A design note: the front of the bib extends fairly high, i.e., almost to the bottom of the rib cage. A thin zipper in the front would be useful, because without it, stops to heed the call of nature on a long ride are... well, tricky.
Aside from the insert, the final remaining nagging point I have with the tights is the thick stitching around the knees. Part cosmetic and part structural, the large seams situated right at the knee caps create just enough friction to be noticeable, and therefore a little annoying throughout the ride. The styling is interesting, with the two seams moving from the hip down to the inside of the thigh by the knee, but the horizontal seams across the knees could be better placed either higher or lower.
Metal Thermo Txn Waterproof Glove
The final components, the Metal Txn gloves, are excellent. They are very warm and yet not too bulky. For someone like me, whose fingers and toes are very susceptible to the cold, the importance of a warm winter glove is paramount. The only gloves which I've found to be warmer than Campy's Metal Txn are the 'lobster' style two-finger gloves, which offer a solution for warmth but at the expense of some dexterity. Campy's gloves are windproof and waterproof, up to a reasonable point. Steady rain will start to soak through eventually, but a light drizzle or snowfall won't get past the outer shell. My riding climate here in France is not typically too cold, but the gloves and clothing have been tested on plenty of days with the mercury hovering just around freezing, and the results were good.
Like most of Campagnolo's clothing items, the gloves are cut small, meaning that my typically 'medium' hands fit nicely in a size large glove.

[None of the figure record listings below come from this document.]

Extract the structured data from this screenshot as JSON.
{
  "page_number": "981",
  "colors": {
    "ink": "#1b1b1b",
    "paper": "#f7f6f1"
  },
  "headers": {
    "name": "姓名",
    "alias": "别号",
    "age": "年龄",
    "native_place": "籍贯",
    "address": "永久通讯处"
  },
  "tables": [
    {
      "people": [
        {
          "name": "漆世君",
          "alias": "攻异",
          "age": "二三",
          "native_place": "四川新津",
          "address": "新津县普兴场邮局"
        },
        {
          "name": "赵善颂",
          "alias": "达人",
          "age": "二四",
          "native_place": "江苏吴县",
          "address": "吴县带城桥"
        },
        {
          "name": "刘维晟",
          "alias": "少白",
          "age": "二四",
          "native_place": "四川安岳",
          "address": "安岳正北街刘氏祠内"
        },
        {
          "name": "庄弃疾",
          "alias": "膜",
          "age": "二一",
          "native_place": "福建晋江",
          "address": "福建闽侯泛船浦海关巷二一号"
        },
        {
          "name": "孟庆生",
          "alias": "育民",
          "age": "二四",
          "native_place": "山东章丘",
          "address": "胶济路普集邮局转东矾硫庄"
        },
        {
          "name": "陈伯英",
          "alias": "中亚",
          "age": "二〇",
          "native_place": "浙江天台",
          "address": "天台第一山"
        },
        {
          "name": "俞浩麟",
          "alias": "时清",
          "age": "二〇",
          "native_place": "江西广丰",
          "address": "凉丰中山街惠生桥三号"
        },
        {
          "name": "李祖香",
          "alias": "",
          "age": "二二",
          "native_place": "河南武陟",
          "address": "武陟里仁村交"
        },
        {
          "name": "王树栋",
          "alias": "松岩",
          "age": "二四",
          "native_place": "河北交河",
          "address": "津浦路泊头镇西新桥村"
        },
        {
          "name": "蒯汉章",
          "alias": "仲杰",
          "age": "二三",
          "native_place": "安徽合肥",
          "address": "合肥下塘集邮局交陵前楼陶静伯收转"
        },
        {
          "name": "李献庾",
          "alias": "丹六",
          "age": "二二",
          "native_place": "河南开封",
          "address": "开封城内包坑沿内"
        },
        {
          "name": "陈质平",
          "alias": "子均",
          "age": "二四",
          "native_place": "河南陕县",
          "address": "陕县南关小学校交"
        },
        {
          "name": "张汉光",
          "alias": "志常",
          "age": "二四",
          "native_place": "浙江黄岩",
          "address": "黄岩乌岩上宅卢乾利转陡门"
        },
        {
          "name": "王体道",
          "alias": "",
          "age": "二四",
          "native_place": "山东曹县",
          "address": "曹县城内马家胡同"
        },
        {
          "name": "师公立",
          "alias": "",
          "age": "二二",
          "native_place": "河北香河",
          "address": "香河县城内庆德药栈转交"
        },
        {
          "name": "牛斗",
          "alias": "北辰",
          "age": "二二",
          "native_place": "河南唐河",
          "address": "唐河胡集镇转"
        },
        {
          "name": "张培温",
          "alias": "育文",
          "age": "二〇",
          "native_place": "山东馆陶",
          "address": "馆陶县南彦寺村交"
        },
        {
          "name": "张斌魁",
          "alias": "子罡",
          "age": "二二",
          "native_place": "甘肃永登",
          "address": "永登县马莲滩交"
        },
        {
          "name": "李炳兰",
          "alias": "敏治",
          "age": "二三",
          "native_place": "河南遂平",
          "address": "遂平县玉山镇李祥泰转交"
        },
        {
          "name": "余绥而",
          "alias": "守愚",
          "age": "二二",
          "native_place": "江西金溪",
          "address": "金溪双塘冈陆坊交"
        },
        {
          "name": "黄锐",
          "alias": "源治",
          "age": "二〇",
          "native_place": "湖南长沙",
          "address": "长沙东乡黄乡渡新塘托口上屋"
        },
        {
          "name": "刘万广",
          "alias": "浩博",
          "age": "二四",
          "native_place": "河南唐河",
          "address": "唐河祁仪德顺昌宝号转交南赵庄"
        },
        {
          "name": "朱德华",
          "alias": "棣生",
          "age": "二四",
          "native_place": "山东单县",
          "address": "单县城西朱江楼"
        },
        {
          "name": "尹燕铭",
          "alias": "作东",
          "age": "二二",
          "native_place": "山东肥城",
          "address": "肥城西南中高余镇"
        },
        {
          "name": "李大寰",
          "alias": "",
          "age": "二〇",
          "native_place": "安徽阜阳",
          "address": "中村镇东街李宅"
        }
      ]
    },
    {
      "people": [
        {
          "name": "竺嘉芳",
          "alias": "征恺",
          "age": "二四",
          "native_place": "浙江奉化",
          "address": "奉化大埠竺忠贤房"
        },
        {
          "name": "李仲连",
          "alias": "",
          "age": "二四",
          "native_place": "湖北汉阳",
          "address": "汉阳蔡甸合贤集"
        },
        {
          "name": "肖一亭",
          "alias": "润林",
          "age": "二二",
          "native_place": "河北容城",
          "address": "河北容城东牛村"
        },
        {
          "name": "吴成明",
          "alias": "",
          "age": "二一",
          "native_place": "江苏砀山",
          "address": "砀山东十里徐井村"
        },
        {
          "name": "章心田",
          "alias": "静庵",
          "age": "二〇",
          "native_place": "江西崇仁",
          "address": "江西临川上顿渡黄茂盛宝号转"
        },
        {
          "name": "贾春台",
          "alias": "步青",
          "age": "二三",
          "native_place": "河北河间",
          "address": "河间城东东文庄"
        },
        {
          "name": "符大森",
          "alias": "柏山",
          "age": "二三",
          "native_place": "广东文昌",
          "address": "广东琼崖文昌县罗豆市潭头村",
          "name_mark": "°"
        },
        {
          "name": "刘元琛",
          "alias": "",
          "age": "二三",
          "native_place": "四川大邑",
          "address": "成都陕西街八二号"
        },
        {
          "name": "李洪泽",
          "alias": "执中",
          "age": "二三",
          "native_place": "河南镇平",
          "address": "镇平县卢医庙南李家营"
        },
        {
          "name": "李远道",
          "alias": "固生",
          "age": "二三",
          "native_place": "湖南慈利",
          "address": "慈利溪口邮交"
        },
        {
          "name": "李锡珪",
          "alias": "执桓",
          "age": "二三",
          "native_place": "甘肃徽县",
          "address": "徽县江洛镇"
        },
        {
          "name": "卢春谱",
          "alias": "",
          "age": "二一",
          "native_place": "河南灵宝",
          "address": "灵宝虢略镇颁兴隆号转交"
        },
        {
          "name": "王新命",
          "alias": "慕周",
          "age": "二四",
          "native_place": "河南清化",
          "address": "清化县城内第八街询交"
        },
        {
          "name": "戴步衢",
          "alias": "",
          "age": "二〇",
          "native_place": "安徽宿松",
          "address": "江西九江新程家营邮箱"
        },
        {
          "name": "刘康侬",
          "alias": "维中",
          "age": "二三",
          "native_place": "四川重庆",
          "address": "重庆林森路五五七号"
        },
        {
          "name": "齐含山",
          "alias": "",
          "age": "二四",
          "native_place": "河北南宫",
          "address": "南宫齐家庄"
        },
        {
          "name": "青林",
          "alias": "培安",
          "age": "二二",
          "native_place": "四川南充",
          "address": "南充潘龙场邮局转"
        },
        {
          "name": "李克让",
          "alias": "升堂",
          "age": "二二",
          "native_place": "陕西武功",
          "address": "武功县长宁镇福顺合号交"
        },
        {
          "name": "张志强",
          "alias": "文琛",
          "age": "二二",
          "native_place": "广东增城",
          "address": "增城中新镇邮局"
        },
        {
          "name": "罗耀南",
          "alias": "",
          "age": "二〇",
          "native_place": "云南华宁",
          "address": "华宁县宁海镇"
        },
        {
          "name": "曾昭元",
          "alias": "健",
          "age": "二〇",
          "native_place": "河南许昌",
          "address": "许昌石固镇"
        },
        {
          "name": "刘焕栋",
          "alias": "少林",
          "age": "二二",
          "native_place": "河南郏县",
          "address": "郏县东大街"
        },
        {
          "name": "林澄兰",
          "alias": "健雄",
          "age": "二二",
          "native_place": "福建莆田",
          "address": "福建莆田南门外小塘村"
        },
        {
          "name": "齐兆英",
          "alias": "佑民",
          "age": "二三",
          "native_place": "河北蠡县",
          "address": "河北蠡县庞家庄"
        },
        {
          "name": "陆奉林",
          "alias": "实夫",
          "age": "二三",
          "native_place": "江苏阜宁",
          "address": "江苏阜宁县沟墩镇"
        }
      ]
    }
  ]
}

Obviously hands differ, but I did find in my experience that the index fingers on each glove could stand to be just a bit longer, as the tips of my index fingers would often press against the end of the glove, something which quickly becomes uncomfortable, particularly in cold weather. This was thankfully not noticeable all the time, but it did just enough to prompt a little discomfort on occasion.
The grey/silver colour is once again a nice neutral look, and the materials used are durable. The entire palm area is reinforced, with a thin but effective pad to absorb shock on the outside of the hand, opposite the thumb. Riding in an urban environment means frequent brushes of tires to clear off bits of broken glass, and the gloves are holding up nicely to the abrasive friction on either the palm or fingertips.
Finally, the gloves extend just far enough past the wrist to overlap a jacket sleeve, creating that nice winter seal between hands and arms. The velcro wrist closure is not terribly important, as the gloves fit nicely over a sleeve without letting air in, and I am able to remove and replace the gloves without bothering to under/refasten the velcro at the wrist.
All in all, very high marks for Campagnolo's foray into winter clothing. This is a domain where function is much more important than style, but Campy's sleek silver colour scheme still provides a simple but stylish alternative to the colour-overload of most cycling clothing. Personally I might opt for tights that feature more black than grey, but otherwise the ensemble looks great and keeps out the cold.